Il est vraiment amusant de savoir que La Vie brève, un opéra où le langage populaire andalou, de Grenade, est omniprésent, a été créé à Nice – en français ! – en 1913, huit ans après avoir été composé sur un livret de Carlos Fernández‑Shaw, huit années pendant lesquelles Falla, né à Cadiz en 1876, quitte sa patrie ; la promesse d’une première au Teatro Real, prévue aux termes des conditions du prix que l’œuvre avait remporté, ne s’est accomplie que près d’un siècle après la composition, en 1997, pour l’inauguration du nouveau Teatro Real. Un théâtre, d’ailleurs, fermé pendant presque un demi‑siècle, entre la fin des années 1920 et 1966, il était une salle de concerts, et redevenu un théâtre d’opéra après les travaux commencés en 1988. Donc quarante ans sans véritable vie théâtrale, avec une destructive guerre civile au milieu de la séquence. La Vie brève a été représentée au Teatro de la Zarzuela en 1914, et partout dans le monde. Cette production est la deuxième dans ce « nouveau Teatro Real » retrouvé pour la saison 1997‑1998.
Et le chef‑d’œuvre de Falla introduit cette fois‑ci ce qui semble être un autre chef‑d’œuvre, Tuiles vertes de Jesús Torres. Je dis « semble » parce qu’il faudrait voir et revoir cet opéra d’une heure et dux minutes pour comprendre la complexité de sa beauté et de sa construction. Ce n’est pas la première production dans laquelle le Teatro Real s’engage avec Jesús Torres : la coproduction de Tránsito avec le Teatro Espanol était déjà un atout, mais l’imagination créative de Jesús Torres avait besoin d’une fosse, d’un théâtre comme celui‑ci, et c’est ici qu’il a su disposer d’un ensemble aux couleurs riches, avec une ligne vocale et des ensembles extraordinaires (il ne faut pas oublier les difficultés de la prosodie de la langue espagnole dans les mains de la plupart de nos compositeurs d’opéra, une difficulté que Falla n’a pas connue en 1905). Jesús Torres maîtrise l’art laborieux de composer pour la voix.

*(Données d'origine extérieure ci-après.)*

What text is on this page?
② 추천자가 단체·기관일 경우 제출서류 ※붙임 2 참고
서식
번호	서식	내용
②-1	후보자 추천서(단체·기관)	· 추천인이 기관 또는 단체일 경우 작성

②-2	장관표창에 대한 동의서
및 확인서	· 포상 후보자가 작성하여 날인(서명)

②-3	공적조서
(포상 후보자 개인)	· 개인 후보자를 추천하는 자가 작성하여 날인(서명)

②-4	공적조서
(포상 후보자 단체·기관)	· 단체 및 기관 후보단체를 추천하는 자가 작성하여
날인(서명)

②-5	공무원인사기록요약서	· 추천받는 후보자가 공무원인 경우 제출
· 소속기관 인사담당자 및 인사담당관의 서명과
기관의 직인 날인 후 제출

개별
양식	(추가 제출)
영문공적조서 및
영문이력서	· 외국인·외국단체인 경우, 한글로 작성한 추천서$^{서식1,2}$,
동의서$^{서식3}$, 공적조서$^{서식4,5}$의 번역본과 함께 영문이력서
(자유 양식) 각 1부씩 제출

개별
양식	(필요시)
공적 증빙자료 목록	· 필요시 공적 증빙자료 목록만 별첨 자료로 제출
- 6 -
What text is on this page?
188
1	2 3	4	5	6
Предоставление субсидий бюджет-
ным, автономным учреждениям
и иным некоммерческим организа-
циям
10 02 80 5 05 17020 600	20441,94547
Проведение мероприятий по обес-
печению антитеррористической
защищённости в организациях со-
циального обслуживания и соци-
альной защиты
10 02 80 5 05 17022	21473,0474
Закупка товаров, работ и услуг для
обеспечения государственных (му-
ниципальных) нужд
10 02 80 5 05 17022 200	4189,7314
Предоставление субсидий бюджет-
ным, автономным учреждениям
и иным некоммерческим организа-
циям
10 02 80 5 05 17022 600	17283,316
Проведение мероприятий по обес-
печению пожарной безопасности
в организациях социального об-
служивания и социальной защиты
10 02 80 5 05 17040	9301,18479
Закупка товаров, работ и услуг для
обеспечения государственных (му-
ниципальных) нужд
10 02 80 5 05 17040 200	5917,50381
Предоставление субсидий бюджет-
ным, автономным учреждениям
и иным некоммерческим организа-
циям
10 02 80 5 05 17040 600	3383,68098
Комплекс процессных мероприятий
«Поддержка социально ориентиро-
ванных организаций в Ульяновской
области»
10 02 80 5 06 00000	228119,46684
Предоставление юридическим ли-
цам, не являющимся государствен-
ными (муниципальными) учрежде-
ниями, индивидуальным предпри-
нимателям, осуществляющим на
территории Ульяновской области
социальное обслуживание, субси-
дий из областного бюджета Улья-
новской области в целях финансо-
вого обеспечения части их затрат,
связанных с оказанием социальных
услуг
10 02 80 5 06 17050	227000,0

Le titre de La Vie brève fait allusion à la vie courte et pleine de souffrance de la gitane burlada par la faute du petit seigneur (le senorito). Mais le cas de Tuiles vertes est très différent. Le lieu est une école d’ingénieurs installée à côté d’un site touristique. La transformation d’un endroit de plaisir en champ de mort est une ironie tragique et grotesque. On projette de faire tout le contraire à Gaza. Tuiles vertes est situé à Valparaíso, un nom lui aussi d’une épouvantable ironie dans cette histoire. Ce serait plutôt Valdenfer.
 Tuiles vertes : N. Labourdette, A. Amo (© Javier del Real/Teatro Real)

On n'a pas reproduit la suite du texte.